Seattle Times staff reporter
A federal judge handed Sonics owner Clay Bennett some early legal victories Monday, denying several motions by the city of Seattle to limit evidence Bennett's attorneys can use at trial.
U.S. District Judge Marsha Pechman ruled that, when the trial starts next Monday, the Sonics can offer evidence of the time and money Bennett spent trying to secure a local arena deal as part of its defense.
The city is suing the Sonics to try to keep the team at KeyArena through the end of its lease in September 2010.
Sonics' attorneys also can introduce evidence of "dysfunction" between the city and team, as well as a January poll that showed two-thirds of Seattle-area residents wouldn't care if the team leaves for Oklahoma City.
Pechman did grant the city one small victory — ruling that author Sherman Alexie can testify as a witness in the June 16 trial. Alexie, winner of the National Book Award, is a Sonics season-ticket holder who is expected to testify on the team's importance to Seattle.
However, KJR radio host Mitch Levy cannot testify because the city added him to the witness list too late, Pechman ruled.
Sonics' attorneys will also be allowed to present evidence of what they've called "a Machiavellian plan" by city leaders to pressure Bennett's ownership group, the Professional Basketball Club (PBC), into selling the team to local investors led by Microsoft CEO Steve Ballmer.
The outcome of the six-day trial will be decided by Pechman, with no jury.
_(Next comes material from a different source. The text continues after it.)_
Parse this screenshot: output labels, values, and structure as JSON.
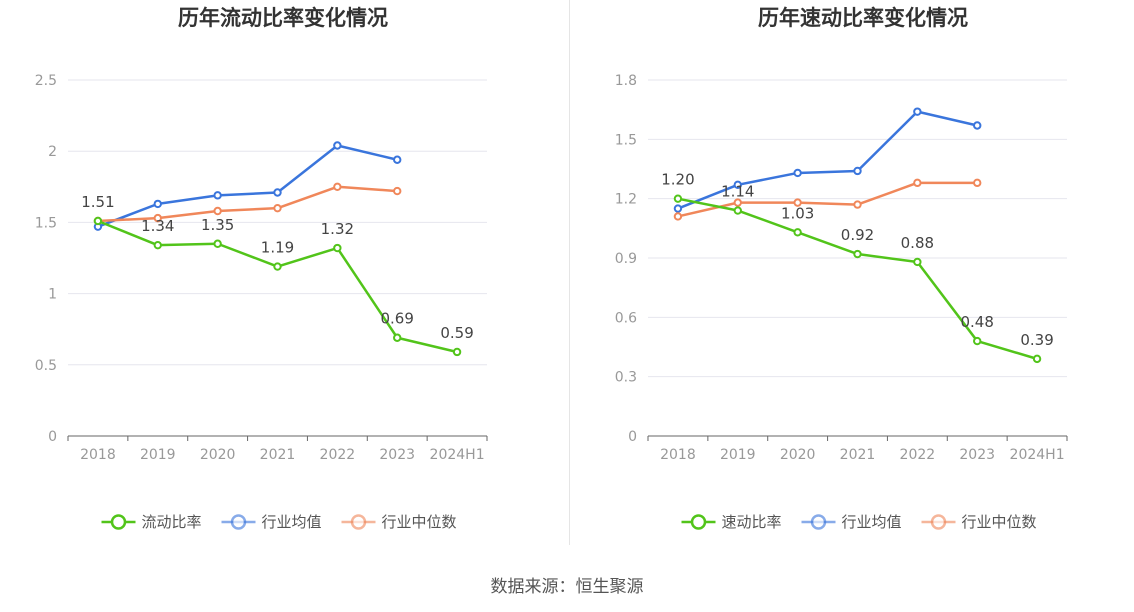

Bennett is arguing the Sonics should be allowed to leave sooner in exchange for a cash settlement. He offered $26.5 million to the city in February but was rejected.
Although Pechman's ruling Monday grants the Sonics' attorneys a broader palette of evidence and arguments for the trial, strict time limits should encourage both sides to avoid getting sidetracked.
Each side in the trial will be "on the clock" — getting exactly 15 hours over six days to present opening and closing arguments, witnesses and evidence.
"PBC may determine which evidence it chooses to present within the structure of the timed-trial," Pechman wrote in her ruling Monday.
The ultimate impact of Pechman's pretrial rulings was not clear.
Paul Lawrence, an attorney for the city, said Pechman did not signal that she'd lend any credence to the Sonics' arguments or evidence. "She just said use your time as you see fit," Lawrence said.
A spokesman for Bennett said his attorneys would have no comment.
The main issue in the lawsuit is whether the city can enforce the "specific performance" clause in its KeyArena lease.
That clause means the team must play all home games at KeyArena through the end of the lease — something a cash buyout cannot make up for, the city argues.
But Sonics' attorneys have argued that forcing the team to endure two more lame-duck seasons would be unfair, and that the team should be allowed to pay a cash settlement to relocate to Oklahoma City.
The team estimates it would lose more than $61 million if forced to play out those final two years under the KeyArena lease. The team estimates it could make a profit of $19 million over the same period in Oklahoma City.